Friday, January 29, 2010

The SiteScraper library

As a student I was fortunate to have the opportunity to learn about web scraping, guided by Professor Timothy Baldwin. I aimed to build a tool to make scraping web pages easier, resulting from frustration with a previous project.

My idea for this tool was that it should be possible to train a program to scrape a website by just giving the desired outputs for some example webpages. The program would build a model of how to extract this content and then this model could be applied to scrape other webpages that used the same template.

The tool was eventually called SiteScraper and is available for download on Google Code. For more information have a browse of this paper, which covers the implementation and results in detail.

I use SiteScraper for much of my scraping work and often make updates based on experience gained from a project.

Wednesday, January 20, 2010

Web scraping with regular expressions

Using regular expressions for web scraping is sometimes criticized, but I believe they still have their place, particularly for one-off scrapes. Let's say I want to extract the title of a particular webpage - here is an implementation using BeautifulSoup, lxml, and regular expressions.

The results are:

regex_test took 40.032 ms
lxml_test took 1863.463 ms
bs_test took 54206.303 ms


That means for this use case lxml takes 40x longer than regular expressions and BeautifulSoup over 1000x! This is because lxml and BeautifulSoup parse the entire document into their internal format, when only the title is required.

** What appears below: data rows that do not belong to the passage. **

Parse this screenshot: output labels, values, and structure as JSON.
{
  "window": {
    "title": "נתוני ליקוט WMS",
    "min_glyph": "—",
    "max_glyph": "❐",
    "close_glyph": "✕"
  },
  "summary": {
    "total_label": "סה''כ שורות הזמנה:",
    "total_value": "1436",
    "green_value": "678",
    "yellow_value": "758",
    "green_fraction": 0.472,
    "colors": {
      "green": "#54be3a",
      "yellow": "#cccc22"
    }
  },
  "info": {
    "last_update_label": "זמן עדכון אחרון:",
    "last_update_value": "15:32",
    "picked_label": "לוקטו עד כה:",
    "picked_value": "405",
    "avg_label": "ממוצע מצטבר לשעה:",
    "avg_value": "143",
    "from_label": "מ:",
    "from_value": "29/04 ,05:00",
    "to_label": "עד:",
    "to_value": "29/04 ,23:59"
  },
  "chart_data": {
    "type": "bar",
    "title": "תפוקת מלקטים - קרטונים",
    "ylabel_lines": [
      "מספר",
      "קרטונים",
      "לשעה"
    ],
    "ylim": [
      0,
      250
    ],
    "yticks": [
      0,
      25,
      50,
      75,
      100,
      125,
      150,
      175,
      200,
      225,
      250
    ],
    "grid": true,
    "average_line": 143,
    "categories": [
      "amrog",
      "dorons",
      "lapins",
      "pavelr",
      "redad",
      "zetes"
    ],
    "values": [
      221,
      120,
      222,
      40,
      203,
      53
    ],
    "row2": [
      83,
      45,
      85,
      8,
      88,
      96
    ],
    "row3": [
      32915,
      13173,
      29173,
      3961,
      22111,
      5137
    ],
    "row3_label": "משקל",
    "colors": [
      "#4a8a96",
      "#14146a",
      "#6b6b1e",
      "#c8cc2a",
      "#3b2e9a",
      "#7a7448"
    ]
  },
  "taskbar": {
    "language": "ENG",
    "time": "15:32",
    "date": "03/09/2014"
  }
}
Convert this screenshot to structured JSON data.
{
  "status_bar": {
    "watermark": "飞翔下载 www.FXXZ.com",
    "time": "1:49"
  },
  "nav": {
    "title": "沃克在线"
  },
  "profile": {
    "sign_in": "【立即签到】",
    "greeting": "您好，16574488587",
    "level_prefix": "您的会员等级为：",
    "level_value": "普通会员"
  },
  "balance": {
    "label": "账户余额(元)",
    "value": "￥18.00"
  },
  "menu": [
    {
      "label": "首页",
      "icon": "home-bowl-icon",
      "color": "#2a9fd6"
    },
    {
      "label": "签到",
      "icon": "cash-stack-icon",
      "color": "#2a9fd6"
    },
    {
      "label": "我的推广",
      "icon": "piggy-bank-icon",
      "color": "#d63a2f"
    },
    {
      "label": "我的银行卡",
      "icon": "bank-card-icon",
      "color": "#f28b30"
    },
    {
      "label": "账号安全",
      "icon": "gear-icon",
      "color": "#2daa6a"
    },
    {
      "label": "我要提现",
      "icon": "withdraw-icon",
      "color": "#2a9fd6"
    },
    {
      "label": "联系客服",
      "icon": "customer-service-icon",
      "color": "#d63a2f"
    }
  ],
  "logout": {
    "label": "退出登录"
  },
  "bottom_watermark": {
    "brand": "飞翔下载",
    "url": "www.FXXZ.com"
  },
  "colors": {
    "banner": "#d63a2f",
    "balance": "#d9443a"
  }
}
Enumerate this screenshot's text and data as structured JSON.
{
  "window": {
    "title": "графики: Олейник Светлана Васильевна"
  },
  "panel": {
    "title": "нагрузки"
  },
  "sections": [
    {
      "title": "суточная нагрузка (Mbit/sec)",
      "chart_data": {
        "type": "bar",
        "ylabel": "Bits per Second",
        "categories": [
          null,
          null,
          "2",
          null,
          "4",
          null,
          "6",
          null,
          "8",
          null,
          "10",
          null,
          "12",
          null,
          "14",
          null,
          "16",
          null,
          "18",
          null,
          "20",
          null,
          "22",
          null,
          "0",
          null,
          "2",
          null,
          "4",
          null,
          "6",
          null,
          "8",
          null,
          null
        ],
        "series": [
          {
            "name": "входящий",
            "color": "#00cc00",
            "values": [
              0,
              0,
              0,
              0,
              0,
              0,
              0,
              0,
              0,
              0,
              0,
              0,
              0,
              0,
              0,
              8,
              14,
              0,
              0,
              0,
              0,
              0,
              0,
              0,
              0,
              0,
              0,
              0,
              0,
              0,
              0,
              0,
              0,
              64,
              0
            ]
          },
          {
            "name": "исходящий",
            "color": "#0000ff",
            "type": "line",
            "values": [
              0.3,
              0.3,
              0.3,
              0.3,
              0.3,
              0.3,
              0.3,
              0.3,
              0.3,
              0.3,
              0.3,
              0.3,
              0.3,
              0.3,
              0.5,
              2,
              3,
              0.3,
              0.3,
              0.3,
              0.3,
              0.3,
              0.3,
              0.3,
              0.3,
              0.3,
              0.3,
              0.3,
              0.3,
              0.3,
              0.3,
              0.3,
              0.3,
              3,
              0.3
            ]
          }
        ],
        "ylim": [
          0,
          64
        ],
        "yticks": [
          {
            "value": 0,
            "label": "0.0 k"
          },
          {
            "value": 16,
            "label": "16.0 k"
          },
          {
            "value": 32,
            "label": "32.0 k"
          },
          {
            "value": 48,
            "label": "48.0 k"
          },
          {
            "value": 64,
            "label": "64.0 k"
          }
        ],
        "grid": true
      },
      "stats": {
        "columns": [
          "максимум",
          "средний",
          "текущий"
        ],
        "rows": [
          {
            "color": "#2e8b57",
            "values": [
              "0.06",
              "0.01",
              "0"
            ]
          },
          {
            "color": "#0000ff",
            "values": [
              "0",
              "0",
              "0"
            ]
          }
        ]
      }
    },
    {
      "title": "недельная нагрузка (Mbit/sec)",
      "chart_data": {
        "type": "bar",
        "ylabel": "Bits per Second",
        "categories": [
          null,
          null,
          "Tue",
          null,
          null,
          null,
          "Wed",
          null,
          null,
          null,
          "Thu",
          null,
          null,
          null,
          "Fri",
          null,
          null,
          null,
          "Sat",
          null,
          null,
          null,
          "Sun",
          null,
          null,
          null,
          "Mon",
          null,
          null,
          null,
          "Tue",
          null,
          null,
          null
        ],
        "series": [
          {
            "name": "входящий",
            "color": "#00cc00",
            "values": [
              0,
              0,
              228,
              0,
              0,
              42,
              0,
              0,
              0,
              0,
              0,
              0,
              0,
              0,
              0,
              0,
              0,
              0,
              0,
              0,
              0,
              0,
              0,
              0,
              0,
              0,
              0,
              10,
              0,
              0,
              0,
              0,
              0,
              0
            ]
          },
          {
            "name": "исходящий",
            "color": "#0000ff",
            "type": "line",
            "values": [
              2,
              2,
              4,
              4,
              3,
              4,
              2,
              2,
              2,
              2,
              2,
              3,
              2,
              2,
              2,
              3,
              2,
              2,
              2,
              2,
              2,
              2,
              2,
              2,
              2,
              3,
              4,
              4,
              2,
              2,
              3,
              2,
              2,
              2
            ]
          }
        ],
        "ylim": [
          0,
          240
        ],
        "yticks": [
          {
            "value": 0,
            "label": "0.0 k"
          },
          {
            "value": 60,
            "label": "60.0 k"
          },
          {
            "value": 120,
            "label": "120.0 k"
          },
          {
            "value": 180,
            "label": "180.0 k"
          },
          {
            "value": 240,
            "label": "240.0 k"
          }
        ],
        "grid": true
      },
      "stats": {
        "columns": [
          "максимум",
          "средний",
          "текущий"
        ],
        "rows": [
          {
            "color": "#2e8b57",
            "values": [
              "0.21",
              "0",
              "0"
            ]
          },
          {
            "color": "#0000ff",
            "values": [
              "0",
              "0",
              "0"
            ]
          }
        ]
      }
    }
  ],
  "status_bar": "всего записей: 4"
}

XPaths are very useful for most web scraping tasks, but there still is a use case for regular expressions.

Tuesday, January 5, 2010

How to use XPaths robustly

In an earlier post I referred to XPaths but did not explain how to use them.

Say we have the following HTML document:
<html>
 <body
  <div></div>
  <div id="content">
   <ul>
    <li>First item</li>
    <li>Second item</li>
   </ul>
  </div>
 </body>
</html>

To access the list elements we follow the HTML structure from the root tag down to the li's:
html > body > 2nd div > ul > many li's.

An XPath to represent this traversal is:
/html[1]/body[1]/div[2]/ul[1]/li

If a tag has no index then every tag of that type will be selected:
/html/body/div/ul/li

XPaths can also use attributes to select nodes:
/html/body/div[@id="content"]/ul/li

And instead of using an absolute XPath from the root the XPath can be relative to a particular node by using double slash:
//div[@id="content"]/ul/li
This is more reliable than an absolute XPath because it can still locate the correct content after the surrounding structure is changed.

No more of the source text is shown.